Hi Everyone,
We are developing an application that uses the FGMRES function on the MKL library to solve systems of linear equations as part of Newton iterations. Recently we did a bit of benchmarking and found that, as the number of equations increases, the processor utilization goes down.
We instrumented the code and realized that calls to dfgmres take a progressively larger amount of the total time in the solution operation as the number of equations increases. Basically, we modified the "fgmres_full_fnct_c.c" file provided in the mkl examples directory and computed elapsed timed for different operations such as the calls to fgmres and the time to solve reverse communication callbacks such as RCI_request=1 (matrix-vector product), RCI_request=3 (application of preconditioner), etc.
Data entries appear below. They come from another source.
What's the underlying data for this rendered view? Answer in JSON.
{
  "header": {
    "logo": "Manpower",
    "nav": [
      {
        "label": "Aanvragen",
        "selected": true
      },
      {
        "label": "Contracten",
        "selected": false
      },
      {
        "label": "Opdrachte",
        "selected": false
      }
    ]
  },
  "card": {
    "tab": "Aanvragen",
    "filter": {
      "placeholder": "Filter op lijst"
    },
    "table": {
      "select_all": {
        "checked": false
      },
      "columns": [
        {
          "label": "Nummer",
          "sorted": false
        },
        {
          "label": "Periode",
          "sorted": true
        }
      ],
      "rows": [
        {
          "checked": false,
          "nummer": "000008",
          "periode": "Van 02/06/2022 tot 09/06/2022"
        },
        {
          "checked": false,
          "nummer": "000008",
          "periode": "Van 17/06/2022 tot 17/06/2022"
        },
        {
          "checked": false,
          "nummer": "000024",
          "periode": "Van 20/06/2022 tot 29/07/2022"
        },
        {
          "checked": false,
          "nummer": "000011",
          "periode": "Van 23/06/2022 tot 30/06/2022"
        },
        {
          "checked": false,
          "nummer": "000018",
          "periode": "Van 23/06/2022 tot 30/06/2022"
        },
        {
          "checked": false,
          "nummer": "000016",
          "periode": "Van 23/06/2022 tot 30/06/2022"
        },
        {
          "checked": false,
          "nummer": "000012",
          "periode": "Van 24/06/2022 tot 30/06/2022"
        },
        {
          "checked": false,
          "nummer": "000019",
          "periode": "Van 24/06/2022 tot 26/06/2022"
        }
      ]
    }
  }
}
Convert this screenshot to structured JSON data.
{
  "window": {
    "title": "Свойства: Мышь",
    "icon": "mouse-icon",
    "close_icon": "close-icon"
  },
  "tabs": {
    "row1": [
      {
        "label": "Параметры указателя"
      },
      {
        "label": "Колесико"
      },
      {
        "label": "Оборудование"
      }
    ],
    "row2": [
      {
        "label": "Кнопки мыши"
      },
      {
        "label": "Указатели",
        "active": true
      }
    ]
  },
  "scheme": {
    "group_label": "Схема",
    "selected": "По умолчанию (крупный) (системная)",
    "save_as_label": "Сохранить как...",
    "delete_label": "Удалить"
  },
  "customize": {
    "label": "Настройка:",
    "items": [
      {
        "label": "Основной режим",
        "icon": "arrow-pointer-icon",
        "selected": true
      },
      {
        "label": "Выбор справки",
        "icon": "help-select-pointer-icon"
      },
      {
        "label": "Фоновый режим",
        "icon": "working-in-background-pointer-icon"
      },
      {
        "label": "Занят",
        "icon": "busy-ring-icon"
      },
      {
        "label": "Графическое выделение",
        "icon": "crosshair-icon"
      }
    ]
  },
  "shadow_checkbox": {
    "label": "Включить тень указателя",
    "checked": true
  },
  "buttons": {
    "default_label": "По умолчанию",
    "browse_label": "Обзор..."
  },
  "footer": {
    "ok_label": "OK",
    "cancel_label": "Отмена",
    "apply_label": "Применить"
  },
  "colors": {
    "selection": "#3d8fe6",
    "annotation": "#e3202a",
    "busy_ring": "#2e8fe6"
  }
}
Here are a few numbers:
number of equations = 480k
total solution time = 8.6 s
(rci_request = 1) = 0.7 s
(rci_request = 3) = 2.2 s
calls to dfgmres = 4.9 s
number of equations = 950k
total solution time = 27 s
(rci_request = 1) = 1.8 s
(rci_request = 3) = 5.7 s
calls to dfgmres = 18 s
number of equations = 7,150k
total solution time = 820 s
(rci_request = 1) = 15 s
(rci_request = 3) = 83 s
calls to dfgmres = 700 s
We also took pictures of the resource manager and noted that processor utilization is very low for large periods of time, as low as 4%, despite the fact that mkl correctly sets the maximum number of threads to the number of cores (16) in the system.
Does anybody have an idea of what is happening?
Sincerely,
Gonzalo
PS: We have several, current licenses of Intel Parallel Studio but Intel's support site is not letting me submit this question to priority support because I am not associated with the account that was used to register the product in our office.